Таким кодом не может быть образ сам по себе. Художественный образ (целостный, как мы помним) со всеми своими уникальными возможностями – это все же только способ, средство, форма.
Что же является содержательностью образа?
Ответ, как нам представляется, может быть только один: личность.
По крайней мере, познавательные возможности целостного подхода диктуют именно такой ответ.
Итак, ключевыми словами, характеризующими методологическое понятие «целостный анализ литературы», являются информация (точнее, информационная структура) и личность, – слова явно «не литературного» происхождения (отметим это как противоречие).
Ключевым словом для характеристики особой информационной структуры, которая и становится, в конечном счете, предметом целостного анализа, является противоречие. Оксюморонное понятие «целостный анализ» насквозь противоречиво: «целостный» означает неделимый, не поддающийся делению на части; «анализ» означает именно последовательное и целенаправленное расчленение целостности.
Мы акцентировано начали с противоречий еще и потому, что сложившиеся отношения с ними специалиста представляют собой конструктивный принцип любой теории, а уж теории «целостного анализа» и подавно. Лояльное отношение к противоречиям помогает правильно сформировать предмет исследования.

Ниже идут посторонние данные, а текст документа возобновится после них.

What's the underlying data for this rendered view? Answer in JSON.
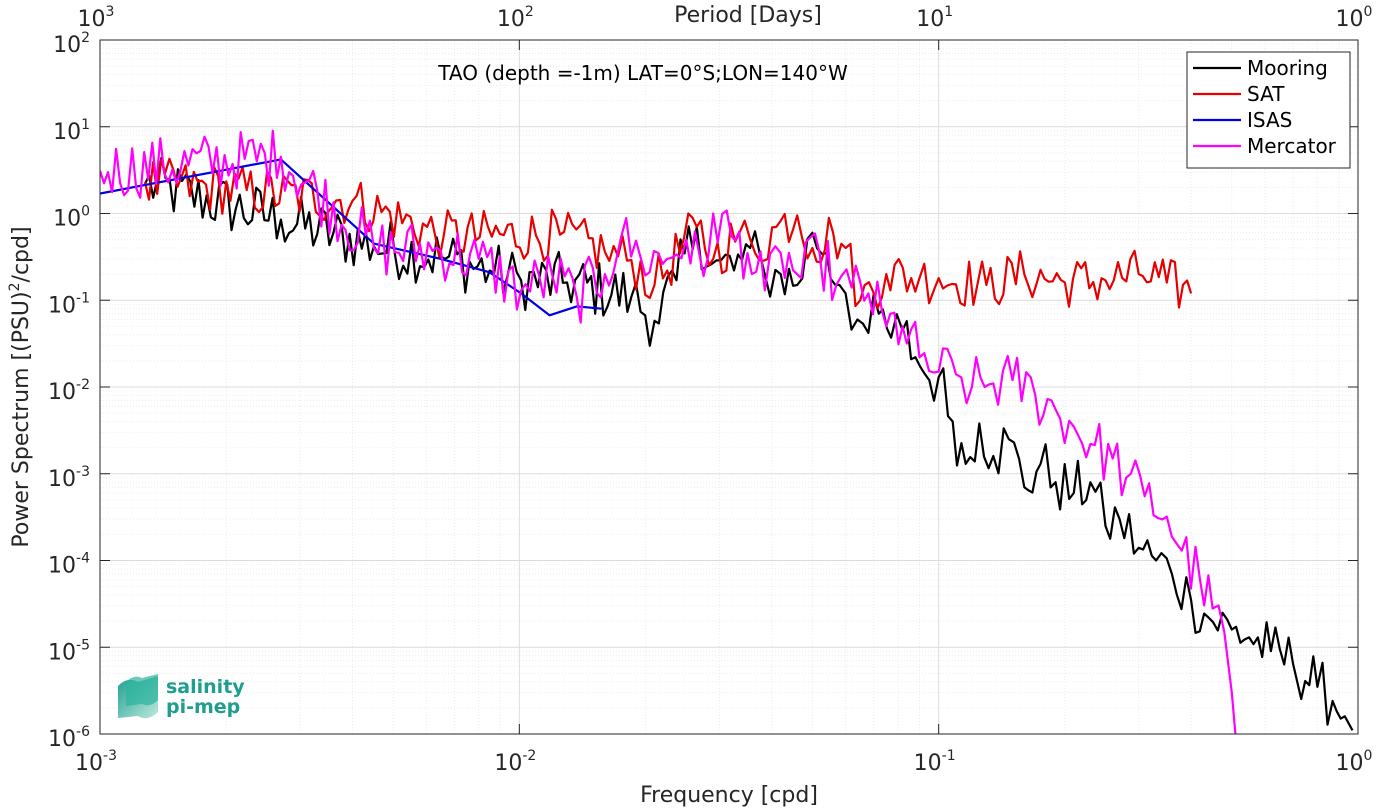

Исходные позиции в литературоведении (и в главном его разделе – теории литературы, которая и «отвечает» за методологию) таковы.
С одной стороны, художественное произведение рассматривается как «феномен идей», как проблемно-содержательное образование, которое, будучи образным по природе, требует рационализации: абстрактно-логического, научного комментария (то есть перевода образно выраженной информации на язык понятий).
С другой – как «феномен стиля», как некое эстетически замкнутое, самотождественное целое. Первый подход все чаще называют интерпретацией, подчеркивая его субъективно-произвольный характер, не сводимый, по существу, к сколько-нибудь определенным, научно обоснованным закономерностям (ибо вольная, эссеистическая интерпретация не привязана к универсальной шкале высших культурных ценностей). Ясно, что «смыслы реальности», бессистемно рассеянные и породившие художественное произведение, оказываются актуальнее самого произведения. Это как раз тот случай, когда разговор идет обо всем и ни о чем.
Второй подход, акцентирующий проблемы текста как такового, стремится полностью отвлечься от реальности, абсолютизируя формально-знаковое начало, действительно присущее всем явлениям культуры.
Кардинальная проблема, стоящая перед теорией литературы (да и перед всей эстетикой, разделом которой и является теория литературы), заключается в следующем: как нравственно-философские (нехудожественные) стратегии (смыслы) превращаются в стратегии художественные (в модусы художественности) – и, в конечном счете, в стиль?
Как примирить, совместить крайние методологические позиции, каждая из которых в известной степени состоятельна?
Без понятий информационная структура (целостно организованная, если речь идет о художественных феноменах) и противоречие здесь не обойтись.
Очевидно, что природа объекта исследования литературоведов оказалась намного сложнее, чем это представлялось до недавнего времени. Компромисс между крайними точками зрения лежит не посередине, а в иной плоскости: надо целостно рассматривать не текст и не поэтический «мир идей», не художественные и внехудожественные стратегии, взятые изолированно, а художественное произведение, несущее, с одной стороны, идеальное, духовное содержание, которое может существовать, с другой стороны, только в исключительно сложно организованной форме – художественном тексте.